Previewing data scored using the Spark MLlib decision tree model in Pentaho Data Integration

MLlib in distributed Weka

The MLlib classifiers can also be applied in the distributed Weka for Spark framework on a real Spark cluster. The difference, compared to the desktop case, is that Spark's data sources are used to read large datasets directly into data frames in the distributed environment (rather than parallelizing a data set that has been read into Weka on the local machine). From here, a data frame is converted to an RDD[Instance], and the to an RDD[LabeledPoint]. During this process arbitrary Weka filters can be used to preprocess the data (prior to its conversion to LabeledPoints), as long as those filters are ones that are Streamable - i.e. do not require all the data to be seen as a batch before producing output. This is because the results of transforming the data in each partition must be consistent in terms of the structure of the data, in order to facilitate aggregation. Following this, an MLlib classifier is trained as per normal.

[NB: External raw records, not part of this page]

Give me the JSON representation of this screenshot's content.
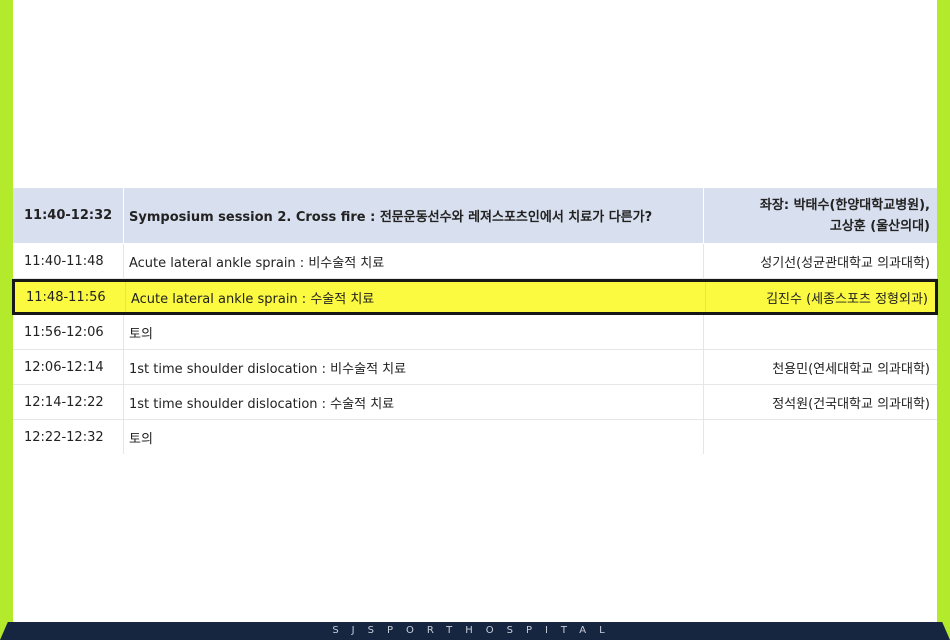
{
  "header": {
    "time": "11:40-12:32",
    "title": "Symposium session 2. Cross fire : 전문운동선수와 레져스포츠인에서 치료가 다른가?",
    "chair_line1": "좌장: 박태수(한양대학교병원),",
    "chair_line2": "고상훈 (울산의대)"
  },
  "rows": [
    {
      "time": "11:40-11:48",
      "title": "Acute lateral ankle sprain : 비수술적 치료",
      "speaker": "성기선(성균관대학교 의과대학)"
    },
    {
      "time": "11:48-11:56",
      "title": "Acute lateral ankle sprain : 수술적 치료",
      "speaker": "김진수 (세종스포츠 정형외과)"
    },
    {
      "time": "11:56-12:06",
      "title": "토의",
      "speaker": ""
    },
    {
      "time": "12:06-12:14",
      "title": "1st time shoulder dislocation : 비수술적 치료",
      "speaker": "천용민(연세대학교 의과대학)"
    },
    {
      "time": "12:14-12:22",
      "title": "1st time shoulder dislocation : 수술적 치료",
      "speaker": "정석원(건국대학교 의과대학)"
    },
    {
      "time": "12:22-12:32",
      "title": "토의",
      "speaker": ""
    }
  ],
  "highlight_color": "#fbfa40",
  "accent_green": "#b3ea2c",
  "footer": {
    "brand": "SJSPORTHOSPITAL"
  }
}
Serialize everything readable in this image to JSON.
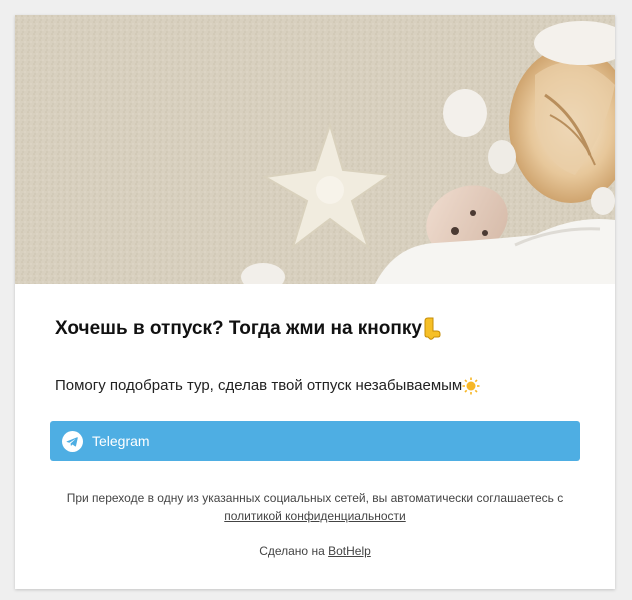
{
  "widget": {
    "hero_image": "beach-sand-seashells-starfish",
    "title": "Хочешь в отпуск? Тогда жми на кнопку",
    "title_emoji": "pointing-down-hand",
    "description": "Помогу подобрать тур, сделав твой отпуск незабываемым",
    "description_emoji": "sun",
    "button": {
      "label": "Telegram",
      "icon": "telegram-icon",
      "color": "#4eaee3"
    },
    "consent": {
      "text": "При переходе в одну из указанных социальных сетей, вы автоматически соглашаетесь с",
      "link_label": "политикой конфиденциальности"
    },
    "made_with": {
      "prefix": "Сделано на",
      "link_label": "BotHelp"
    }
  },
  "colors": {
    "page_background": "#efefef",
    "card_background": "#ffffff",
    "accent": "#4eaee3"
  }
}
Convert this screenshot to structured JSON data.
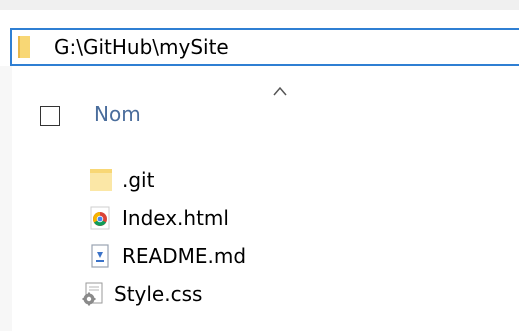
{
  "address_bar": {
    "path": "G:\\GitHub\\mySite",
    "icon": "folder-icon"
  },
  "column_header": {
    "name_label": "Nom",
    "sort_icon": "chevron-up-icon"
  },
  "files": [
    {
      "name": ".git",
      "icon": "folder-icon"
    },
    {
      "name": "Index.html",
      "icon": "chrome-html-icon"
    },
    {
      "name": "README.md",
      "icon": "markdown-file-icon"
    },
    {
      "name": "Style.css",
      "icon": "css-file-icon"
    }
  ],
  "colors": {
    "address_border": "#2f7fd3",
    "column_header_text": "#4a6d9c",
    "folder_yellow": "#f8d775"
  }
}
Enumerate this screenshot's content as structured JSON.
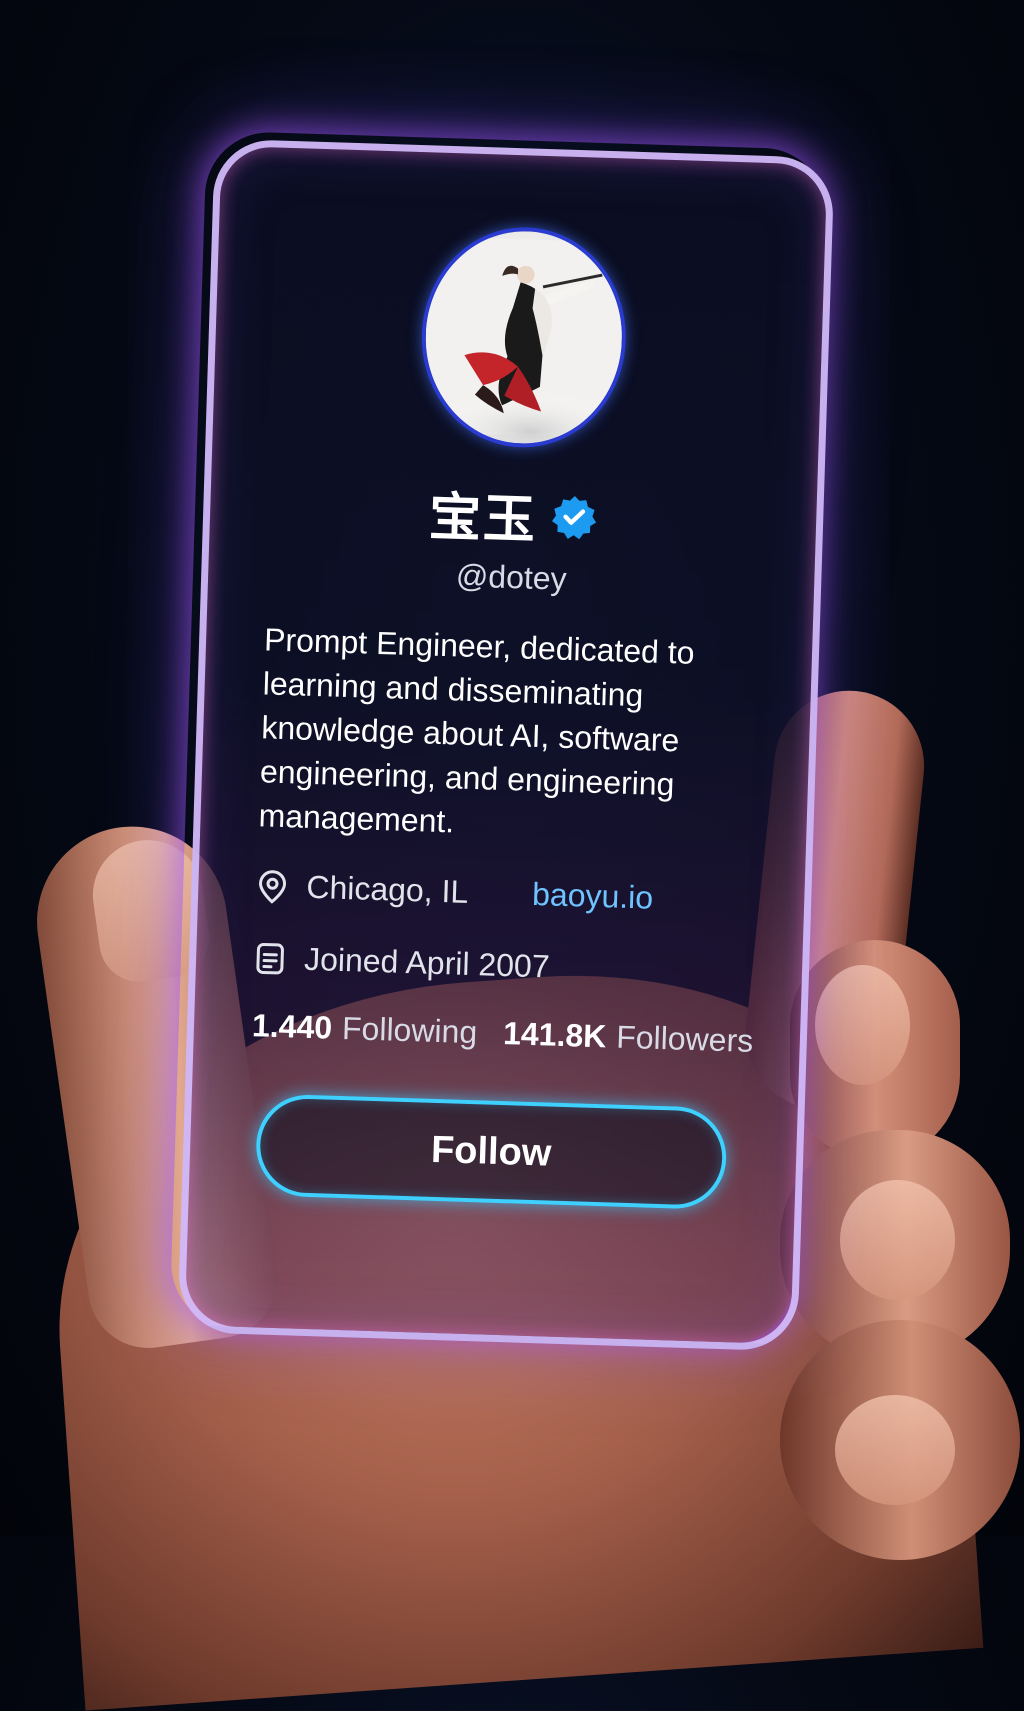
{
  "profile": {
    "display_name": "宝玉",
    "verified": true,
    "handle": "@dotey",
    "bio": "Prompt Engineer, dedicated to learning and disseminating knowledge about AI, software engineering, and engineering management."
  },
  "meta": {
    "location": "Chicago, IL",
    "website": "baoyu.io",
    "joined": "Joined April 2007"
  },
  "stats": {
    "following_count": "1.440",
    "following_label": "Following",
    "followers_count": "141.8K",
    "followers_label": "Followers"
  },
  "actions": {
    "follow_label": "Follow"
  },
  "icons": {
    "verified": "verified-badge-icon",
    "location": "map-pin-icon",
    "joined": "calendar-icon"
  },
  "colors": {
    "card_border": "#d7beff",
    "verified_badge": "#1d9bf0",
    "link": "#6fc4ff",
    "follow_border": "#3ed0ff",
    "glow": "#aa5aff"
  }
}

The distributedWekaSparkDev package also implements hold-out and cross-validation evaluation for MLlib classifiers when run in the cluster. In the case of cross-valdiation, it produces training and test folds that are consistent with those used when cross-validating Weka classifiers in the Spark cluster. This entails some fancy shuffling of the data for training MLlib classifiers because maximum parallelism during cross-validation in the Dagging and model averaging approach for Weka classifiers is achieved by building all training fold classifiers in one pass over the data. To do this, distributed Weka treats each partition of the RDD as containing part of each cross-validation fold (as shown in the following figure). On the other hand, cross-validation for MLlib classifiers is basically the sequential case - ie., each fold is processed in turn, albeit in parallel fashion by the learning algorithm, as a separate training dataset. So, in order to be comparable, a sequential training fold processed by MLlib during cross-validation needs to be constructed by assembling the data for that fold that is spread across the partitions of the RDD that distributed Weka processes during its cross-validation routine.

Cross-validation phase 1 for Weka classifiers when running in distributed Weka: building models for all training folds simultaneously

Cross-validation phase 2 for Weka classifiers when running in distributed Weka: evaluating models for all test folds simultaneously


Integration of Spark MLlib algorithms continues Weka's interoperability theme and expands the variety of schemes available to the user. It also provides, as is the case with Weka's R and Python integration, convenient no-coding access to the machine learning algorithms from MLlib. Weka's Interoperability with different languages and tools provides a convenient unified framework for experimental comparison across different implementations of the same algorithm. This simplifies the data scientist's job and reduces their workload when considering multiple tools for solving a particular predictive problem.